Qué vuelve relevante a una AI PC en un mercado lleno de promesas tecnológicas

La inteligencia artificial ya dejó de ser una característica futurista para convertirse en parte del presente de las computadoras personales. En un mercado donde cada vez más equipos se presentan como “AI PC”, la verdadera diferencia ya no pasa por tener inteligencia artificial, sino por cómo se integra en la experiencia diaria del usuario.

Esa es la visión de Gustavo Ramírez, Gerente de Ventas Senior para Consumo de AMD Latam, quien asegura que el valor real de una AI PC se percibe en el uso cotidiano y no en la promesa tecnológica.

“Al final del día, no usamos una computadora para probar tecnología, sino para resolver cosas concretas”, explica Ramírez. Desde editar un video hasta estudiar, jugar o simplemente pasar de una tarea a otra sin interrupciones, la experiencia fluida es lo que termina marcando la diferencia.
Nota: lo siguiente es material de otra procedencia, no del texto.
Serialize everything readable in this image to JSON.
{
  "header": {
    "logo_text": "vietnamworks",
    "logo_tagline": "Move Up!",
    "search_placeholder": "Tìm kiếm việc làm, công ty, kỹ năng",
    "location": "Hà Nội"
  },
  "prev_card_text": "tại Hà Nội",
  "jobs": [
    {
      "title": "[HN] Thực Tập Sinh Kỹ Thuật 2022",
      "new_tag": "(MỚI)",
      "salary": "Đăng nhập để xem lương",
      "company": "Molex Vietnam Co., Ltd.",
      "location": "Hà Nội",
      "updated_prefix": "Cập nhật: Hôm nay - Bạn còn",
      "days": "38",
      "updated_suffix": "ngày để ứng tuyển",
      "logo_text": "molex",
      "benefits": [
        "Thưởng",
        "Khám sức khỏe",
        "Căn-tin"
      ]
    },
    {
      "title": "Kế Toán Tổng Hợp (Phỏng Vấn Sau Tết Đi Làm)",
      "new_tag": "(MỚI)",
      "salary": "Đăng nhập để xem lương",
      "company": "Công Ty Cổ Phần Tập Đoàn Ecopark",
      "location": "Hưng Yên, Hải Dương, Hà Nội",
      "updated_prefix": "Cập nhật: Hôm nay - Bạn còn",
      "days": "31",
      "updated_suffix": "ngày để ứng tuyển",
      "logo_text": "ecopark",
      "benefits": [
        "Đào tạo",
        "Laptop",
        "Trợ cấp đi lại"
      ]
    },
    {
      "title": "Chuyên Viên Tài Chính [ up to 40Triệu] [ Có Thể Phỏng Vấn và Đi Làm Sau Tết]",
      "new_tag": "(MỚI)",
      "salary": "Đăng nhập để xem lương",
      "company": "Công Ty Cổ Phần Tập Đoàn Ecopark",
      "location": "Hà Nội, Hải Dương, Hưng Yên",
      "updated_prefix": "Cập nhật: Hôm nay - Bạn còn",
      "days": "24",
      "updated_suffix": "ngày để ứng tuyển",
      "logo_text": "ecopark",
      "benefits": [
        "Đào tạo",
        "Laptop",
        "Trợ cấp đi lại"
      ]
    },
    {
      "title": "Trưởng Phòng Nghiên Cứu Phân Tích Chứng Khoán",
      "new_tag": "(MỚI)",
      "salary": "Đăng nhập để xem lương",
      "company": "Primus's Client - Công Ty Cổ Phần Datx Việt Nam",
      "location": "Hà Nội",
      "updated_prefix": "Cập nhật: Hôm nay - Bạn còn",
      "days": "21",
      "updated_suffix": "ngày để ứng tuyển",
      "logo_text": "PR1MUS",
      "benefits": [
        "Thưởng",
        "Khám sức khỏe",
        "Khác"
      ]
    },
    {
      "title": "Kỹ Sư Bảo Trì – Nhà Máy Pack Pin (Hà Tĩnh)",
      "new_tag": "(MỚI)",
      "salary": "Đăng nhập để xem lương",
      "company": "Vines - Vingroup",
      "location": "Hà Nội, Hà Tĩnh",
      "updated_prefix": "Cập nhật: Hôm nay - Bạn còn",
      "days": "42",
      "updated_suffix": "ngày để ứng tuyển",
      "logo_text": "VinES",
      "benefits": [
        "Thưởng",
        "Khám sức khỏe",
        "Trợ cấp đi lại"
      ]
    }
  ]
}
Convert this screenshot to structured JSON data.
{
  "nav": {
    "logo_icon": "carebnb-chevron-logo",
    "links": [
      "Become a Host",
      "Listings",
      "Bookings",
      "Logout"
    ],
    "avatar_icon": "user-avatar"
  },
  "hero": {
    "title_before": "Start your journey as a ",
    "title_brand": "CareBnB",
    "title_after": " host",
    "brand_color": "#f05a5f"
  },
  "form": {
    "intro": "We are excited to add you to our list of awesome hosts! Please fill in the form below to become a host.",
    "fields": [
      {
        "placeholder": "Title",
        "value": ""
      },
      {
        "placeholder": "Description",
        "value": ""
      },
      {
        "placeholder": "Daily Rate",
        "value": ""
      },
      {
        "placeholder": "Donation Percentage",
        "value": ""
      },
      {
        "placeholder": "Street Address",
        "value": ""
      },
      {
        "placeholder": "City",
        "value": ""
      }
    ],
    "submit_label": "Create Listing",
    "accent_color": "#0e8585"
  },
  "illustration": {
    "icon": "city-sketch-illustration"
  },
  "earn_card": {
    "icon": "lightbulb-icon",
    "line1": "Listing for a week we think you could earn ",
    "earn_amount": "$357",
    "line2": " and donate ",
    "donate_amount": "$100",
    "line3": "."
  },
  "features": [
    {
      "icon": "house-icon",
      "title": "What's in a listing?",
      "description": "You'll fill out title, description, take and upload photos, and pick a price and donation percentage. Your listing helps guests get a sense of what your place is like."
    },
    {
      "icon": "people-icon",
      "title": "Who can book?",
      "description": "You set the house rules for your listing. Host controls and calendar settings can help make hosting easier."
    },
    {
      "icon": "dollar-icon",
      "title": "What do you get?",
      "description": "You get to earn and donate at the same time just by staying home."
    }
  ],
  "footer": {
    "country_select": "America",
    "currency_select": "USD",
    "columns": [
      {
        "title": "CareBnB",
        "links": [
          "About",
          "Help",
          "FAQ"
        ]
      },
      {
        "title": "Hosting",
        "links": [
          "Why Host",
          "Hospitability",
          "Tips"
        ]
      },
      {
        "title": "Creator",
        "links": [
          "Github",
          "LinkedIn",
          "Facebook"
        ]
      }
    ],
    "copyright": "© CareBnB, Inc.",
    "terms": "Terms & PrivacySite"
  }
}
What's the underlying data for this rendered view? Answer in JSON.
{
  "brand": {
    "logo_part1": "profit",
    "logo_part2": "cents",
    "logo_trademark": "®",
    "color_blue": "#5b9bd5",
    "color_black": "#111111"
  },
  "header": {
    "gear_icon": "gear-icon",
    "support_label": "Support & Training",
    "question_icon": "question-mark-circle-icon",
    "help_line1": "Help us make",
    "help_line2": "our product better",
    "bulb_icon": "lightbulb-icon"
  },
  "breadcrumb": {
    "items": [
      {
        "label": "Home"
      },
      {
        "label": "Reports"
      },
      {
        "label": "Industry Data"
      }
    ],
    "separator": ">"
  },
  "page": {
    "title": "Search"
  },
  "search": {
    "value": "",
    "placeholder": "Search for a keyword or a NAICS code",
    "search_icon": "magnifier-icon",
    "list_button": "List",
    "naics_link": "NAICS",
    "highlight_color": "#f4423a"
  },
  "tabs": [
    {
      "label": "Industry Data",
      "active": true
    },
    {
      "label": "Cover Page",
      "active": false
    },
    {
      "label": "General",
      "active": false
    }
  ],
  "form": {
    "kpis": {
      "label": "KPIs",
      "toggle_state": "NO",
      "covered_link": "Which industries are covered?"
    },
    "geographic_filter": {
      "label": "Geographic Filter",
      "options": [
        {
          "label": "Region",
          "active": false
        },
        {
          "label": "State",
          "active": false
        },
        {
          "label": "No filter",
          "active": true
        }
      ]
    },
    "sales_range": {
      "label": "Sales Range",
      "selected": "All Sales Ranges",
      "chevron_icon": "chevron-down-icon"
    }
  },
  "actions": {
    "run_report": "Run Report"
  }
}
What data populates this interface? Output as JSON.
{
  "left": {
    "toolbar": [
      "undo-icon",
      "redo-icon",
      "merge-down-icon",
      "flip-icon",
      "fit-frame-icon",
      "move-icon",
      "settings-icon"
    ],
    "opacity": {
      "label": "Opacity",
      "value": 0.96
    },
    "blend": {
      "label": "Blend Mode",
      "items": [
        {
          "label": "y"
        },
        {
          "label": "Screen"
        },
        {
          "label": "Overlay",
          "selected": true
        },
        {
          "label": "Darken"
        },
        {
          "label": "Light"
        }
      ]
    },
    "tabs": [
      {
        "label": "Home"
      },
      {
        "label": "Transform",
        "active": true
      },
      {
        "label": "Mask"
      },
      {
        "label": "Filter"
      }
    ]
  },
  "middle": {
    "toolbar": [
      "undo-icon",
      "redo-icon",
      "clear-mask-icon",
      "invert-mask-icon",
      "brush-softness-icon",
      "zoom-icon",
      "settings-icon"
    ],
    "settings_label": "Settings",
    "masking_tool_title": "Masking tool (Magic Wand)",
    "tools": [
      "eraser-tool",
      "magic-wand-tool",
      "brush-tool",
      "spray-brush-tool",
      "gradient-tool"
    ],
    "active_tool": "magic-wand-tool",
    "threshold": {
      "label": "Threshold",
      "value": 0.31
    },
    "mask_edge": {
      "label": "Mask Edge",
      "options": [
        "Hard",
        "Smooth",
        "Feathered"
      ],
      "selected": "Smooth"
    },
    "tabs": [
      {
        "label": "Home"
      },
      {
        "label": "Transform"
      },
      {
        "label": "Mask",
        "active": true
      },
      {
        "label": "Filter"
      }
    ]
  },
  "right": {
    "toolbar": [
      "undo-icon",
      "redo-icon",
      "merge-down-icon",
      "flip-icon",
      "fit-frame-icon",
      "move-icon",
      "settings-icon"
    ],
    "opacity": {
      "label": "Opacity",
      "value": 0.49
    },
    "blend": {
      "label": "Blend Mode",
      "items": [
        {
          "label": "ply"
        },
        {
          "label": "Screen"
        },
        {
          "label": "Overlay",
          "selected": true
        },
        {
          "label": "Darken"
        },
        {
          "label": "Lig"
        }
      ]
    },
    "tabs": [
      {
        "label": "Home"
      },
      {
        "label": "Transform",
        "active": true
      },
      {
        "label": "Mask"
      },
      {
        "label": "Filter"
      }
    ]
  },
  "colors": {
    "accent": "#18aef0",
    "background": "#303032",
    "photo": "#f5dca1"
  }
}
Según el ejecutivo, hay un aspecto clave que impacta directamente en esa experiencia: dónde se ejecuta la inteligencia artificial. Cuando las tareas pueden procesarse directamente dentro del dispositivo, sin depender constantemente de la nube, todo se vuelve más rápido y natural. “No hay esperas innecesarias, no hay interrupciones. Simplemente funciona”, sostiene.

La llegada de las AI PC también está cambiando la forma en que interactuamos con las computadoras. Ya no se trata únicamente de abrir programas, sino de contar con herramientas capaces de comprender mejor lo que el usuario está haciendo, organizar información, automatizar tareas o incluso sugerir mejoras en tiempo real.

Otro punto que empieza a ganar importancia es el control y la privacidad. A medida que más procesos ocurren dentro del propio equipo, los usuarios sienten una experiencia más personal y directa, algo especialmente relevante en un contexto donde la PC se convirtió en una extensión del trabajo, la creatividad y la comunicación diaria.

Sin embargo, Ramírez remarca que no alcanza con incorporar funciones de inteligencia artificial. Para que una AI PC realmente sea relevante, también debe mantener un rendimiento sólido en el tiempo, sin afectar la velocidad general del sistema ni obligar al usuario a adaptarse al equipo.

“Elegir una AI PC hoy no es solo una decisión técnica. Es una decisión sobre cómo querés que sea tu experiencia todos los días: más fluida, más simple y más natural”, afirma.

En un mercado saturado de promesas alrededor de la inteligencia artificial, la clave parece estar en algo mucho más concreto: cómo se siente usar esa tecnología en la vida real. Ahí es donde, según AMD, la promesa deja de ser marketing y se transforma en experiencia.